Walter Vaughan wrote:
> Barry Wiseman wrote:
> 
>>Of course, we're speaking of a company that actually answers 
>>their phone....
> 
> 
> Yesterday I answered the phone.
> 
> Let me preface this with I am pretty race agnostic. My best friend in college is 
> from Pakistan. My bother in law is Asiatic, and I have a sister in law who is 
> Hispanic. My sons ususally have anywhere from 2-6 friends over all the time on 
> the weekends and they run from every the poorest to the richest in North 
> Carolina, and every color in the rainbow. I could do a whole lot better, but I 
> consider myself okay around anyone even if I am the whitest white boy in NC (I 
> don't tan).
> 
> So.
> 
> I get this cold call from PCMall with this person who is now my account manager. 
> Fine, I'll listen for a few minutes. The only problem is that I can't understand 
> a word he's saying. People in Bangalore India need jobs too. But golly gee wiz, 
> I ask him to repeat things several times, and It's just making me crazy that now 
> I am feeling xenophobic. "Can't they find some farmers wife in North Dakota to 
> make these calls?", is all I am thinking. Do we have to shift all the jobs to India?

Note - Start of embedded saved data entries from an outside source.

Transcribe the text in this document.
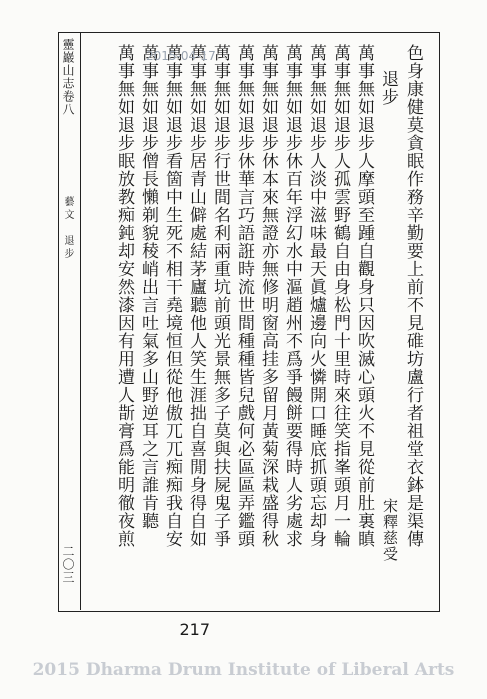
靈巖山志卷八
藝文　退步
二〇三
色身康健莫貪眠作務辛勤要上前不見碓坊盧行者祖堂衣鉢是渠傳
退步
萬事無如退步人摩頭至踵自觀身只因吹滅心頭火不見從前肚裏瞋
萬事無如退步人孤雲野鶴自由身松門十里時來往笑指峯頭月一輪
萬事無如退步人淡中滋味最天眞爐邊向火憐開口睡底抓頭忘却身
萬事無如退步休百年浮幻水中漚趙州不爲爭饅餅要得時人劣處求
萬事無如退步休本來無證亦無修明窗高挂多留月黃菊深栽盛得秋
萬事無如退步休華言巧語誑時流世間種種皆兒戲何必區區弄鑑頭
萬事無如退步行世間名利兩重坑前頭光景無多子莫與扶屍鬼子爭
萬事無如退步居青山僻處結茅廬聽他人笑生涯拙自喜閒身得自如
萬事無如退步看箇中生死不相干堯境恒但從他傲兀兀痴痴我自安
萬事無如退步僧長懶剃貌稜峭出言吐氣多山野逆耳之言誰肯聽
萬事無如退步眠放教痴鈍却安然漆因有用遭人斮膏爲能明徹夜煎	宋釋慈受
2015-04-17
217
2015 Dharma Drum Institute of Liberal Arts
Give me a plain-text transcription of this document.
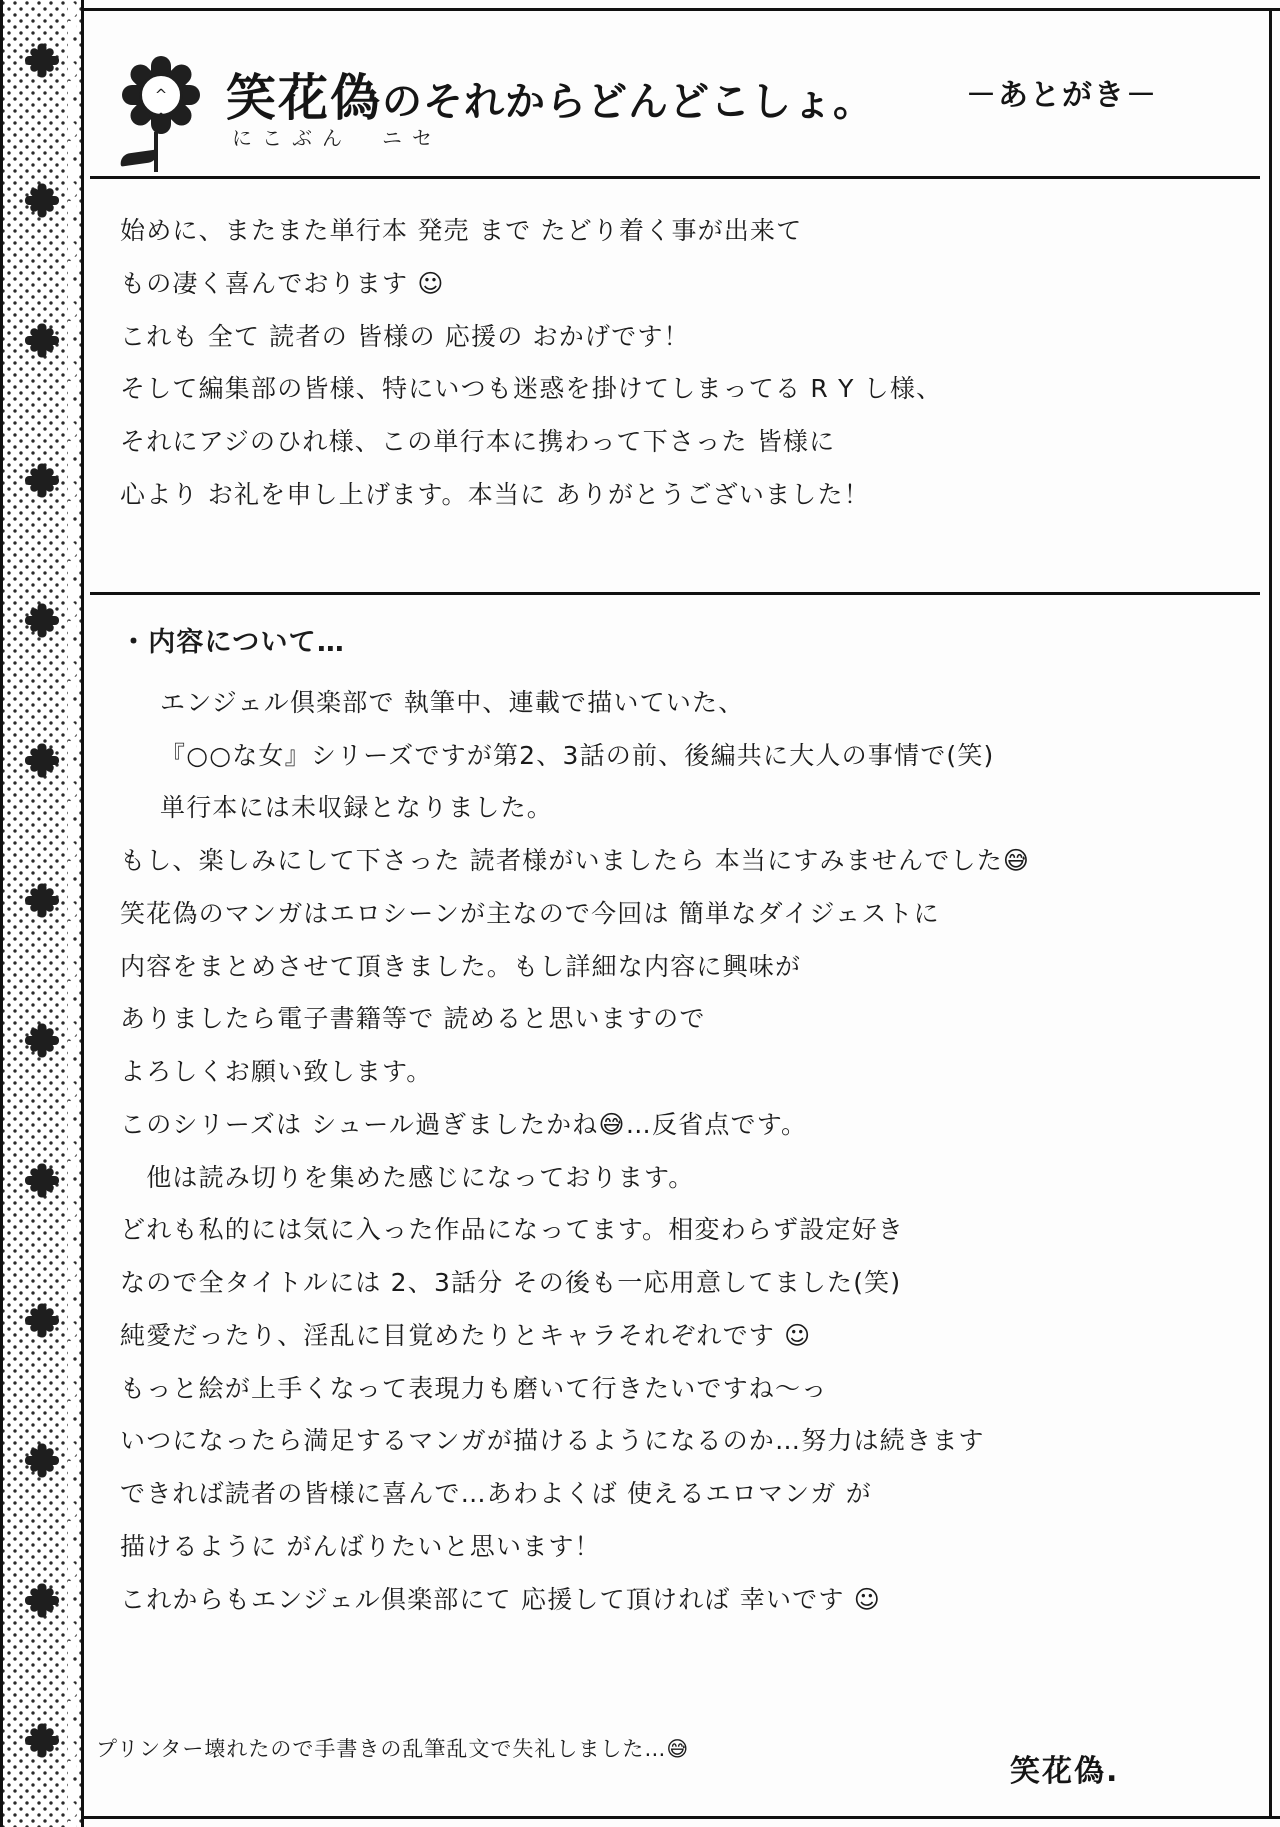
^ ^ 笑花偽のそれからどんどこしょ。
にこぶん　ニセ
－あとがき－

始めに、またまた単行本 発売 まで たどり着く事が出来て

もの凄く喜んでおります ☺

これも 全て 読者の 皆様の 応援の おかげです！

そして編集部の皆様、特にいつも迷惑を掛けてしまってる R Y し様、

それにアジのひれ様、この単行本に携わって下さった 皆様に

心より お礼を申し上げます。本当に ありがとうございました！

・内容について…

エンジェル倶楽部で 執筆中、連載で描いていた、

『○○な女』シリーズですが第2、3話の前、後編共に大人の事情で(笑)

単行本には未収録となりました。

もし、楽しみにして下さった 読者様がいましたら 本当にすみませんでした😅

笑花偽のマンガはエロシーンが主なので今回は 簡単なダイジェストに

内容をまとめさせて頂きました。もし詳細な内容に興味が

ありましたら電子書籍等で 読めると思いますので

よろしくお願い致します。

このシリーズは シュール過ぎましたかね😅…反省点です。

　他は読み切りを集めた感じになっております。

どれも私的には気に入った作品になってます。相変わらず設定好き

なので全タイトルには 2、3話分 その後も一応用意してました(笑)

純愛だったり、淫乱に目覚めたりとキャラそれぞれです ☺

もっと絵が上手くなって表現力も磨いて行きたいですね～っ

いつになったら満足するマンガが描けるようになるのか…努力は続きます

できれば読者の皆様に喜んで…あわよくば 使えるエロマンガ が

描けるように がんばりたいと思います！

これからもエンジェル倶楽部にて 応援して頂ければ 幸いです ☺

プリンター壊れたので手書きの乱筆乱文で失礼しました…😅
笑花偽.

The lack of American English skills is easy to handle. I just tell 
them to put someone on the phone that speaks a brand of American 
English or just don't call back and then if they try to continue 
their unintelligible mutterings, I just hang up. Most don't call 
back and I don't know that I am, or my company is, losing anything 
from that. I don't feel that there is anything racist or ethnic 
about asking the caller and their company to respect YOU enough to 
try to address you in a language you understand. If you made an 
unsolicited phone call to a business person in Bangalore India they 
would expect you to make a very strong effort to make yourself 
understood, rather than you being able to insist that they had to 
make a strong effort to understand your American English.